Of course, defining what is fair and just is not easy.  For example, there are far more Anglo Americans than Navajo or Hopi.  So the Anglos might expect to get most of the benefits.  But that isn't what All Of Us seems to be promising.  To get adequate information from a small group, given the causal complexity we are trying to understand, they should probably be heavily oversampled.  Even doing that would leave room for enough samples from the larger populations of Anglo and African-Americans adequate for the kind of discovery we could anticipate from this sort of Big Data study of causes of common disease.

More problems than sociology
That is the sociological problem of claiming representativeness of 'all' of us.  But of course there is a deeper problem that we've discussed many times, and that is the false implied promise of essentially blanket (miracle?) cures for common diseases.  In fact, we know very well that complex causation, of the common diseases that are the purported target of this initiative, involves tens to thousands of variable genome locations, not to mention the environmental ones that are beyond simple counting.  Further, and this is a serious, nontrivial point, we know that these sorts of contributing causes include genetic and environmental exposures in the sampled individuals' futures, and these cannot be predicted, even in principle.  These are the realities.
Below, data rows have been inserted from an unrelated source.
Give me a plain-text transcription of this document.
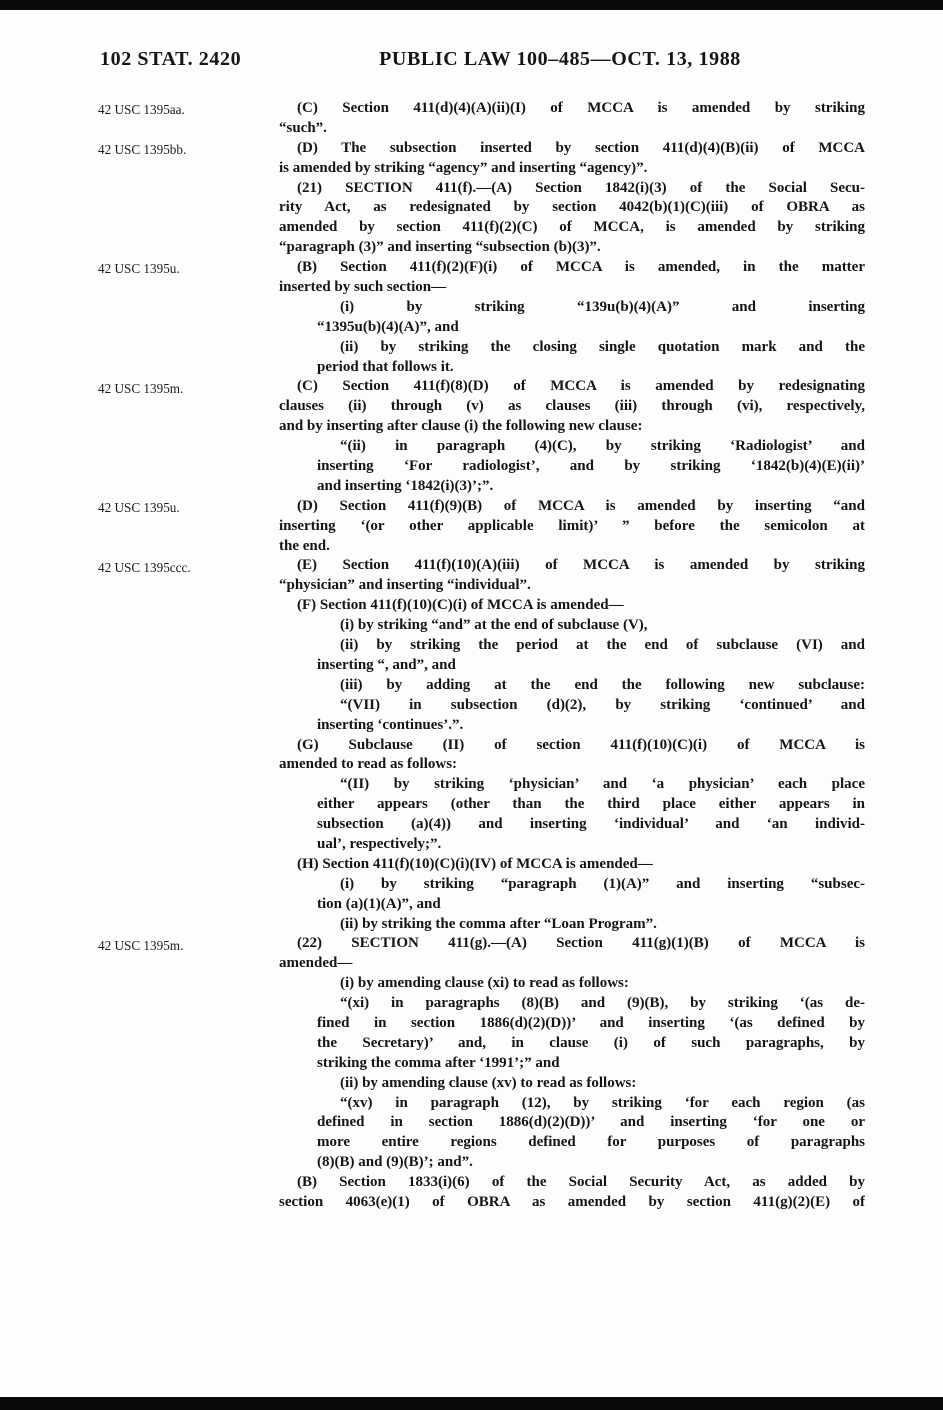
102 STAT. 2420	PUBLIC LAW 100–485—OCT. 13, 1988
(C) Section 411(d)(4)(A)(ii)(I) of MCCA is amended by striking
“such”.
(D) The subsection inserted by section 411(d)(4)(B)(ii) of MCCA
is amended by striking “agency” and inserting “agency)”.
(21) SECTION 411(f).—(A) Section 1842(i)(3) of the Social Secu-
rity Act, as redesignated by section 4042(b)(1)(C)(iii) of OBRA as
amended by section 411(f)(2)(C) of MCCA, is amended by striking
“paragraph (3)” and inserting “subsection (b)(3)”.
(B) Section 411(f)(2)(F)(i) of MCCA is amended, in the matter
inserted by such section—
(i) by striking “139u(b)(4)(A)” and inserting
“1395u(b)(4)(A)”, and
(ii) by striking the closing single quotation mark and the
period that follows it.
(C) Section 411(f)(8)(D) of MCCA is amended by redesignating
clauses (ii) through (v) as clauses (iii) through (vi), respectively,
and by inserting after clause (i) the following new clause:
“(ii) in paragraph (4)(C), by striking ‘Radiologist’ and
inserting ‘For radiologist’, and by striking ‘1842(b)(4)(E)(ii)’
and inserting ‘1842(i)(3)’;”.
(D) Section 411(f)(9)(B) of MCCA is amended by inserting “and
inserting ‘(or other applicable limit)’ ” before the semicolon at
the end.
(E) Section 411(f)(10)(A)(iii) of MCCA is amended by striking
“physician” and inserting “individual”.
(F) Section 411(f)(10)(C)(i) of MCCA is amended—
(i) by striking “and” at the end of subclause (V),
(ii) by striking the period at the end of subclause (VI) and
inserting “, and”, and
(iii) by adding at the end the following new subclause:
“(VII) in subsection (d)(2), by striking ‘continued’ and
inserting ‘continues’.”.
(G) Subclause (II) of section 411(f)(10)(C)(i) of MCCA is
amended to read as follows:
“(II) by striking ‘physician’ and ‘a physician’ each place
either appears (other than the third place either appears in
subsection (a)(4)) and inserting ‘individual’ and ‘an individ-
ual’, respectively;”.
(H) Section 411(f)(10)(C)(i)(IV) of MCCA is amended—
(i) by striking “paragraph (1)(A)” and inserting “subsec-
tion (a)(1)(A)”, and
(ii) by striking the comma after “Loan Program”.
(22) SECTION 411(g).—(A) Section 411(g)(1)(B) of MCCA is
amended—
(i) by amending clause (xi) to read as follows:
“(xi) in paragraphs (8)(B) and (9)(B), by striking ‘(as de-
fined in section 1886(d)(2)(D))’ and inserting ‘(as defined by
the Secretary)’ and, in clause (i) of such paragraphs, by
striking the comma after ‘1991’;” and
(ii) by amending clause (xv) to read as follows:
“(xv) in paragraph (12), by striking ‘for each region (as
defined in section 1886(d)(2)(D))’ and inserting ‘for one or
more entire regions defined for purposes of paragraphs
(8)(B) and (9)(B)’; and”.
(B) Section 1833(i)(6) of the Social Security Act, as added by
section 4063(e)(1) of OBRA as amended by section 411(g)(2)(E) of
42 USC 1395aa.
42 USC 1395bb.
42 USC 1395u.
42 USC 1395m.
42 USC 1395u.
42 USC 1395ccc.
42 USC 1395m.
And, even if the project were truly representative of the US population demographically, as a sample of self-selected volunteers there remains the problem of representing diseases in the population subsets.  Presumably this is why they are focusing on "common diseases", but still the sample will have to be stratified by possible causal exposures (lifestyles, diets, etc) and ethnicity, and then they'll have to have enough controls to make case-control comparisons meaningful. So, how many common diseases, and how will they be represented (males/females, early/late onset, related to what environmental lifestyles, etc.?)?  One million volunteers isn't going to be representative or a large enough sample that has to be stratified for statistical analysis, especially if the sample also includes the ethnic diversity that the project promises.

And there's the epistemological problem of causation being too individualistic for this kind of hypothesis-free data fishing to solve--indeed, it is just that kind of research that has shown us clearly how that kind of research is not what we need now.  We need research focused on problems that really are 'genetic', and some movement of resources to new thinking, rather than perpetuating the same kind of open-ended, 'Big Data' investment.

And more
In this context, the PR seems mostly to be spin for more money for NIH and its welfare clients (euphemistically called 'universities').  Every lock on Big Money for the Big Data lobby, or perhaps belief-system, excludes funding for focused research, for example, on diseases that would seem to be tractably understood by real science rather than a massive hypothesis-free fishing expedition.

How could the 1.4 billion dollars be better spent?  A legitimate goal might be to do a trial run of a linked electronic records system as part of explicit move towards what we really need, and which would really include all of us; a real national healthcare system.  This could be openly explained--we're going to learn how to run such a comprehensive system, etc., so we don't get overwhelmed with mistakes.  But then for the very same reason, a properly representative project is what should be done.  That would involve stratified sampling, and more properly thought-out design.  But that would require new thinking about the actual biology.